The PSL season is scheduled to resume next Saturday as the organisation is hellbent on ensuring that all stakeholders – especially sponsors and broadcasters – who have backed them during these trying times get their money’s worth.
For four months South African football has been on hold due to the Covid-19 pandemic, but the PSL were still able to pay monthly grants to clubs during that period as MultiChoice, Absa and Nedbank continued to provide financial support.
In their bid to ensure that every stakeholder was appeased, the PSL yesterday confirmed that the Nedbank Cup semi-finals will kickstart the resumption of the season next Saturday – with Wits scheduled to face Mamelodi Sundowns. In the second semi-final, Bloemfontein Celtic will square off with Baroka FC. Both games will be played in the Gauteng “bio-bubble”, with venues still to be confirmed.
The league is set to resume on August 11, with dates and venues also to be announced in due course. PSL chairman Irvin Khoza said yesterday that the intention is to finish the season in early September, with some teams likely to play every three days.
The Nedbank Cup final will also be played at the end of the season, and will be followed by the PSL promotion/relegation play-offs.
In the bigger scheme of things the PSL clearly felt that it was important that Absa, their chief sponsor, sign off in style. The banking group didn’t renew their commercial agreement with the league after being involved in professional football for the last 16 years – sponsoring the Absa Cup and Absa Premiership.
MultiChoice, on the other hand, continued to fork out money to the PSL for the last four months, even without matches to broadcast.
Khoza explained the “unanimous decision” after the board of governors meeting yesterday.
“It was good for us (that we found the time to resume) because you must understand that we’ve had sponsors that have been good to us. We must understand that they are in the position of selling content,” Khoza said.
“Nobody will pay you money if you are not delivering the content that they are paying for. And they’ve been generous in ensuring that we’ve resolved all the issues that we wanted to resolve.”

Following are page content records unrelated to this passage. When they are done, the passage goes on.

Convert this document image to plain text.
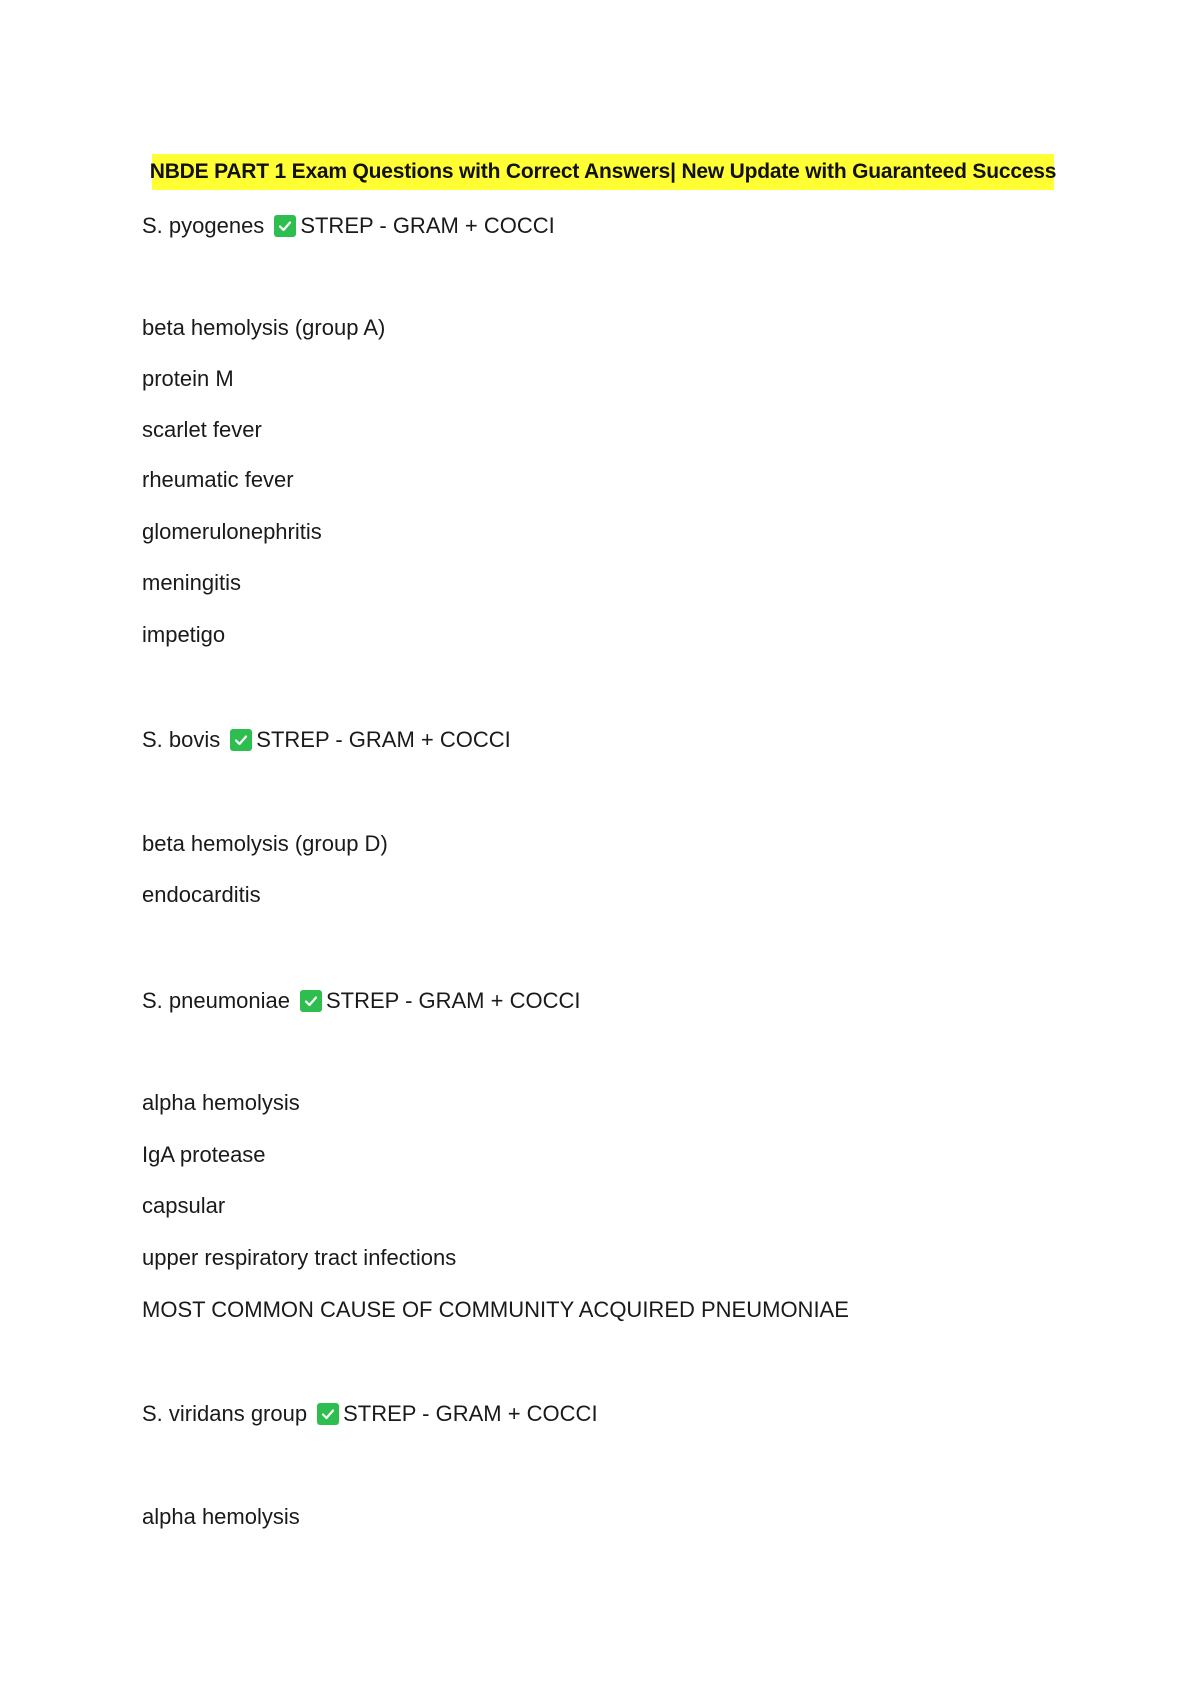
NBDE PART 1 Exam Questions with Correct Answers| New Update with Guaranteed Success
S. pyogenes STREP - GRAM + COCCI
beta hemolysis (group A)
protein M
scarlet fever
rheumatic fever
glomerulonephritis
meningitis
impetigo
S. bovis STREP - GRAM + COCCI
beta hemolysis (group D)
endocarditis
S. pneumoniae STREP - GRAM + COCCI
alpha hemolysis
IgA protease
capsular
upper respiratory tract infections
MOST COMMON CAUSE OF COMMUNITY ACQUIRED PNEUMONIAE
S. viridans group STREP - GRAM + COCCI
alpha hemolysis
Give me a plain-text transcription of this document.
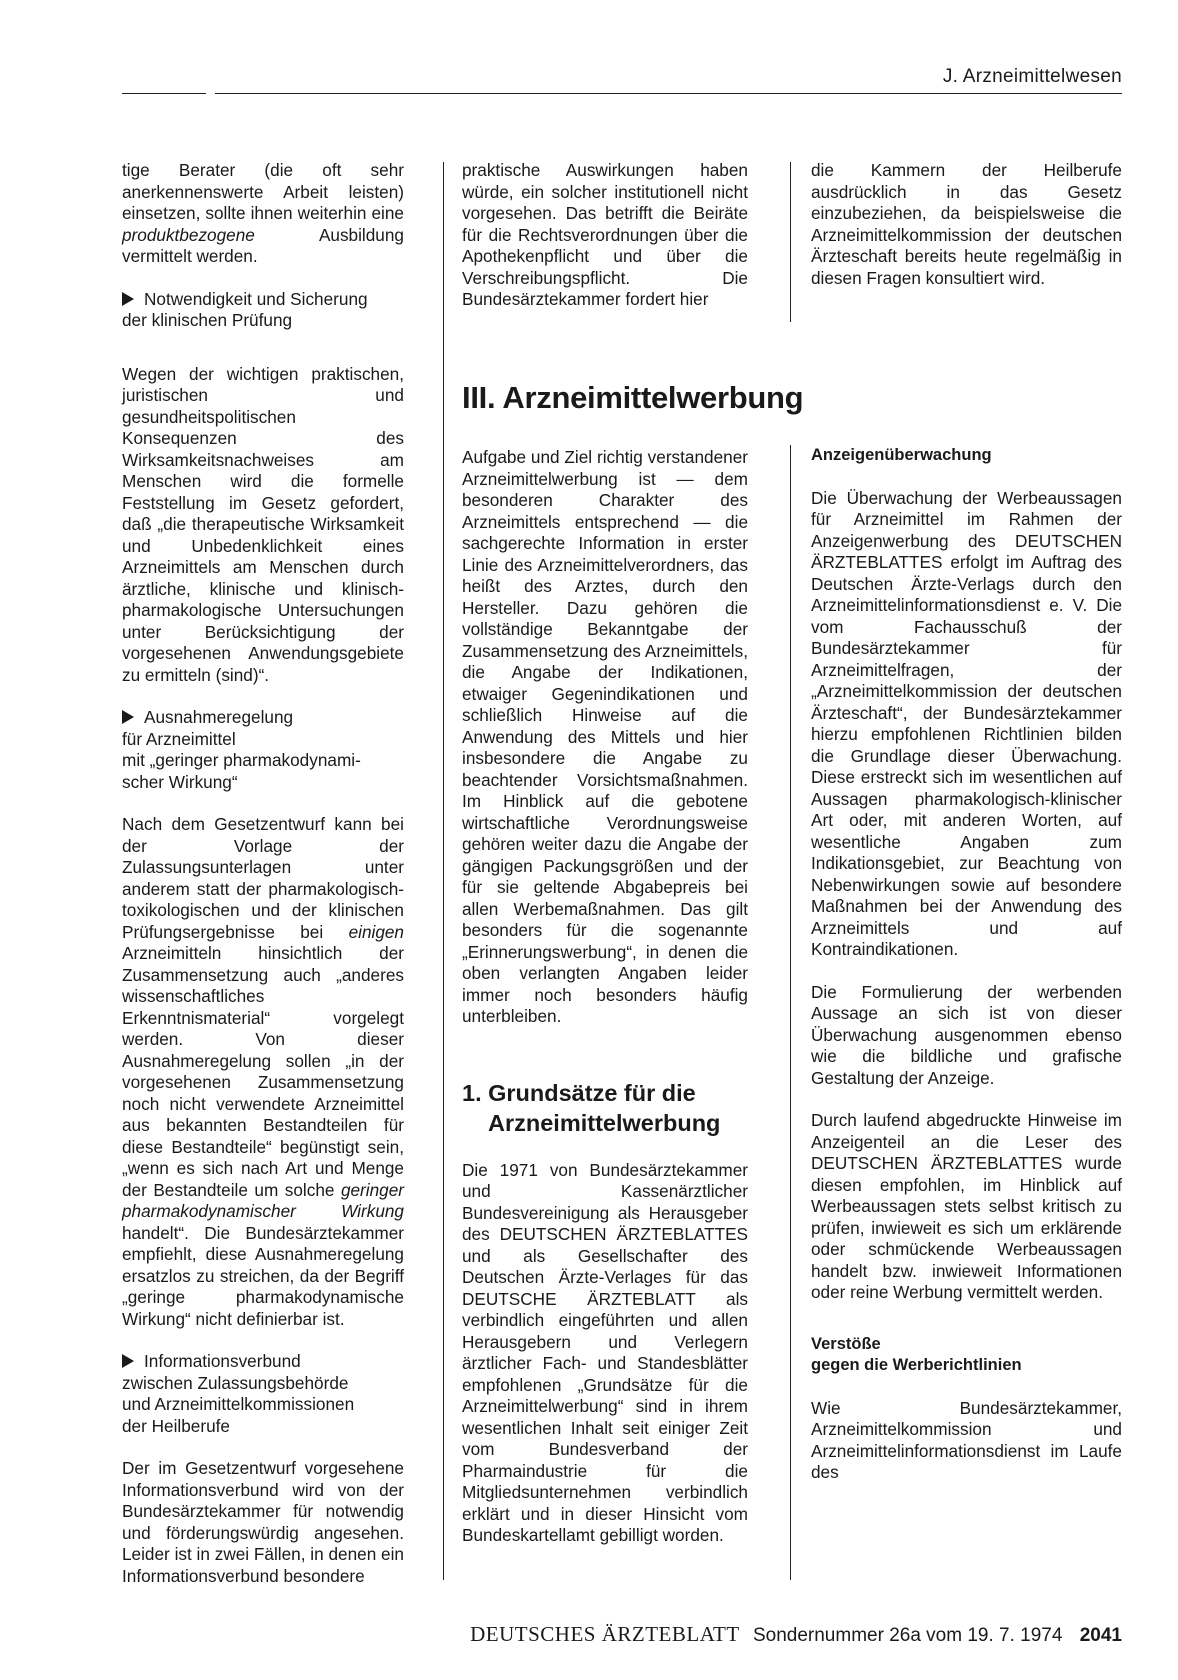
J. Arzneimittelwesen

tige Berater (die oft sehr anerkennenswerte Arbeit leisten) einsetzen, sollte ihnen weiterhin eine produktbezogene	Ausbildung vermittelt werden.

Notwendigkeit und Sicherung
der klinischen Prüfung

Wegen der wichtigen praktischen, juristischen und gesundheitspolitischen Konsequenzen des Wirksamkeitsnachweises am Menschen wird die formelle Feststellung im Gesetz gefordert, daß „die therapeutische Wirksamkeit und Unbedenklichkeit eines Arzneimittels am Menschen durch ärztliche, klinische und klinisch-pharmakologische Untersuchungen unter Berücksichtigung der vorgesehenen Anwendungsgebiete zu ermitteln (sind)“.

Ausnahmeregelung
für Arzneimittel
mit „geringer pharmakodynami-
scher Wirkung“

Nach dem Gesetzentwurf kann bei der Vorlage der Zulassungsunterlagen unter anderem statt der pharmakologisch-toxikologischen und der klinischen Prüfungsergebnisse bei einigen Arzneimitteln hinsichtlich der Zusammensetzung auch „anderes wissenschaftliches Erkenntnismaterial“ vorgelegt werden. Von dieser Ausnahmeregelung sollen „in der vorgesehenen Zusammensetzung noch nicht verwendete Arzneimittel aus bekannten Bestandteilen für diese Bestandteile“ begünstigt sein, „wenn es sich nach Art und Menge der Bestandteile um solche geringer pharmakodynamischer Wirkung handelt“. Die Bundesärztekammer empfiehlt, diese Ausnahmeregelung ersatzlos zu streichen, da der Begriff „geringe pharmakodynamische Wirkung“ nicht definierbar ist.

Informationsverbund
zwischen Zulassungsbehörde
und Arzneimittelkommissionen
der Heilberufe

Der im Gesetzentwurf vorgesehene Informationsverbund wird von der Bundesärztekammer für notwendig und förderungswürdig angesehen. Leider ist in zwei Fällen, in denen ein Informationsverbund besondere

praktische Auswirkungen haben würde, ein solcher institutionell nicht vorgesehen. Das betrifft die Beiräte für die Rechtsverordnungen über die Apothekenpflicht und über die Verschreibungspflicht. Die Bundesärztekammer fordert hier

die Kammern der Heilberufe ausdrücklich in das Gesetz einzubeziehen, da beispielsweise die Arzneimittelkommission der deutschen Ärzteschaft bereits heute regelmäßig in diesen Fragen konsultiert wird.

III. Arzneimittelwerbung

Aufgabe und Ziel richtig verstandener Arzneimittelwerbung ist — dem besonderen Charakter des Arzneimittels entsprechend — die sachgerechte Information in erster Linie des Arzneimittelverordners, das heißt des Arztes, durch den Hersteller. Dazu gehören die vollständige Bekanntgabe der Zusammensetzung des Arzneimittels, die Angabe der Indikationen, etwaiger Gegenindikationen und schließlich Hinweise auf die Anwendung des Mittels und hier insbesondere die Angabe zu beachtender Vorsichtsmaßnahmen. Im Hinblick auf die gebotene wirtschaftliche Verordnungsweise gehören weiter dazu die Angabe der gängigen Packungsgrößen und der für sie geltende Abgabepreis bei allen Werbemaßnahmen. Das gilt besonders für die sogenannte „Erinnerungswerbung“, in denen die oben verlangten Angaben leider immer noch besonders häufig unterbleiben.

1. Grundsätze für die
Arzneimittelwerbung

Die 1971 von Bundesärztekammer und Kassenärztlicher Bundesvereinigung als Herausgeber des DEUTSCHEN ÄRZTEBLATTES und als Gesellschafter des Deutschen Ärzte-Verlages für das DEUTSCHE ÄRZTEBLATT als verbindlich eingeführten und allen Herausgebern und Verlegern ärztlicher Fach- und Standesblätter empfohlenen „Grundsätze für die Arzneimittelwerbung“ sind in ihrem wesentlichen Inhalt seit einiger Zeit vom Bundesverband der Pharmaindustrie für die Mitgliedsunternehmen verbindlich erklärt und in dieser Hinsicht vom Bundeskartellamt gebilligt worden.

Anzeigenüberwachung

Die Überwachung der Werbeaussagen für Arzneimittel im Rahmen der Anzeigenwerbung des DEUTSCHEN ÄRZTEBLATTES erfolgt im Auftrag des Deutschen Ärzte-Verlags durch den Arzneimittelinformationsdienst e. V. Die vom Fachausschuß der Bundesärztekammer für Arzneimittelfragen, der „Arzneimittelkommission der deutschen Ärzteschaft“, der Bundesärztekammer hierzu empfohlenen Richtlinien bilden die Grundlage dieser Überwachung. Diese erstreckt sich im wesentlichen auf Aussagen pharmakologisch-klinischer Art oder, mit anderen Worten, auf wesentliche Angaben zum Indikationsgebiet, zur Beachtung von Nebenwirkungen sowie auf besondere Maßnahmen bei der Anwendung des Arzneimittels und auf Kontraindikationen.

Die Formulierung der werbenden Aussage an sich ist von dieser Überwachung ausgenommen ebenso wie die bildliche und grafische Gestaltung der Anzeige.

Durch laufend abgedruckte Hinweise im Anzeigenteil an die Leser des DEUTSCHEN ÄRZTEBLATTES wurde diesen empfohlen, im Hinblick auf Werbeaussagen stets selbst kritisch zu prüfen, inwieweit es sich um erklärende oder schmückende Werbeaussagen handelt bzw. inwieweit Informationen oder reine Werbung vermittelt werden.

Verstöße
gegen die Werberichtlinien

Wie Bundesärztekammer, Arzneimittelkommission und Arzneimittelinformationsdienst im Laufe des

DEUTSCHES ÄRZTEBLATT Sondernummer 26a vom 19. 7. 1974 2041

As for the 32 clubs (PSL and GladAfrica Championship), Khoza drew inspiration from the fact that it was confirmed that there was only one club that hadn’t adhered to all the requirements pertaining to the resumption.
“Most of the clubs in the PSL have made it possible to ensure that they’ve complied with all the returning protocols – which is an issue that will be important when the teams assemble in the biological safe environment,” Khoza explained.
“In the board of governors meeting, it was reported that most of the clubs have complied, except one. But if any club doesn’t comply with the necessary restrictions before going to the ‘bio-bubble’, then they are out.”
With the last round of testing 48 hours before assembling in the safe environment, Khoza says that “going into the bubble being negative, we hope that it stays that way because we’ve said that if you go out then you don’t come back.
“If anything happens, the medical officer of the PSL will have to ensure that all safety protocols are followed.”